The day after Columbia University President Nemat “Minouche” Shafik testified about antisemitism on campus before a House congressional committee, New York City Police Department officers descended on university grounds and arrested more than 108 peaceful pro-Palestinian protesters.
It was a huge escalation in the university's ongoing crackdown on pro-Palestinian protesters. Students had formed a "Gaza Solidarity Encampment" on the university's South Lawn on Wednesday, as they reiterated calls for the school to divest from companies with ties to Israel and for a cease-fire in Gaza, where more than 34,000 people have been killed in the six months since Israel began its siege and military campaign in response to Hamas’ attack on Oct. 7, which killed 1,200.

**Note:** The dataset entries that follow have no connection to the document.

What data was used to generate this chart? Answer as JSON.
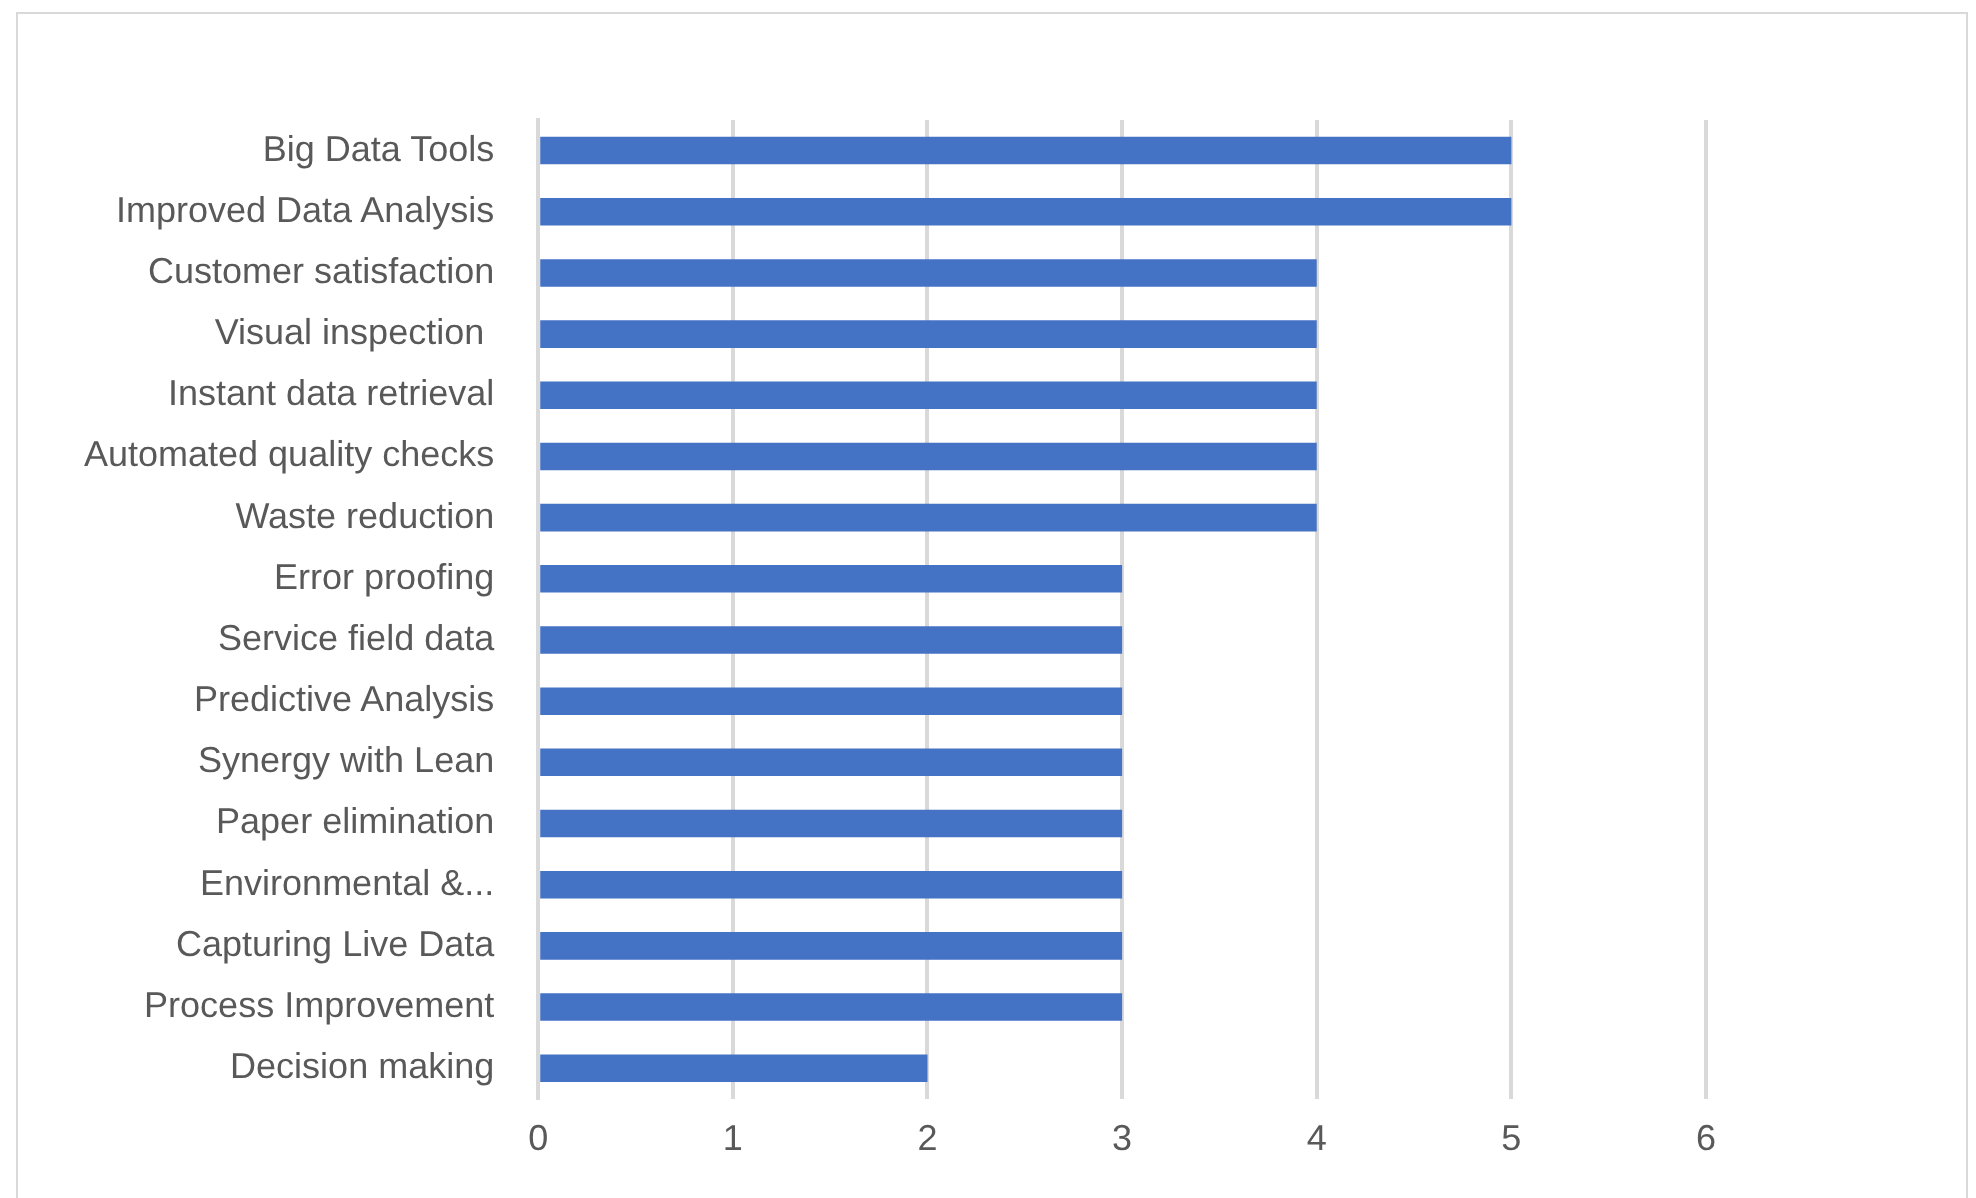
{
  "chart_data": {
    "type": "bar",
    "orientation": "horizontal",
    "categories": [
      "Big Data Tools",
      "Improved Data Analysis",
      "Customer satisfaction",
      "Visual inspection ",
      "Instant data retrieval",
      "Automated quality checks",
      "Waste reduction",
      "Error proofing",
      "Service field data",
      "Predictive Analysis",
      "Synergy with Lean",
      "Paper elimination",
      "Environmental &...",
      "Capturing Live Data",
      "Process Improvement",
      "Decision making"
    ],
    "values": [
      5,
      5,
      4,
      4,
      4,
      4,
      4,
      3,
      3,
      3,
      3,
      3,
      3,
      3,
      3,
      2
    ],
    "color": "#4472c4",
    "xlim": [
      0,
      6
    ],
    "xticks": [
      0,
      1,
      2,
      3,
      4,
      5,
      6
    ],
    "grid": "x",
    "legend": false
  }
}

On Thursday afternoon, NYPD officers arrested more than 108 protesters and gave them summonses for trespassing. NYPD Chief of Patrol John Chell characterized the protesters as peaceful, telling The Columbia Spectator that the students did not resist arrest and they “were saying what they wanted to say in a peaceful manner.”
Those who participated in the encampment have been suspended, Shafik said in a letter to the NYPD. Three students from nearby Barnard College who joined the protest — including Isra Hirsi, the daughter of Rep. Ilhan Omar, D-Minn., who had grilled Shafik on Columbia's treatment of pro-Palestinian protesters the day before — were also suspended.
All those arrested were released from police custody as of Thursday night.
On Wednesday, Shafik told the House Committee on Education and the Workforce that the administration was walking a tightrope between respecting students' free speech rights while protecting Jewish students from discrimination. Columbia's pro-Palestinian student groups, which count many Jewish students as members, have rejected the conflation of anti-Zionism with antisemitism.
Shafik said in a statement that she called the NYPD on protesters “[o]ut of an abundance of concern for the safety of Columbia’s campus.”
“This is a challenging moment and these are steps that I deeply regret having to take,” she said.
But the irony of her sending in armed police officers to remove peaceful protesters while emphasizing campus safety was apparently lost on Shafik. The mass arrests also mirror the university's brutal response to antiwar student protests in 1968, when the administration authorized police to arrest hundreds of demonstrators who were occupying its buildings.
The editorial board of The Spectator, its student newspaper, said in a scathing editorial that “Shafik has proven to her students yet again the administration’s commitment to silencing and marginalizing its own student body.”
The administration's efforts to stamp out the encampment did not deter protesters. On Friday morning, dozens woke up on the campus's West Lawn, where they had set up camp the night before to continue their protest.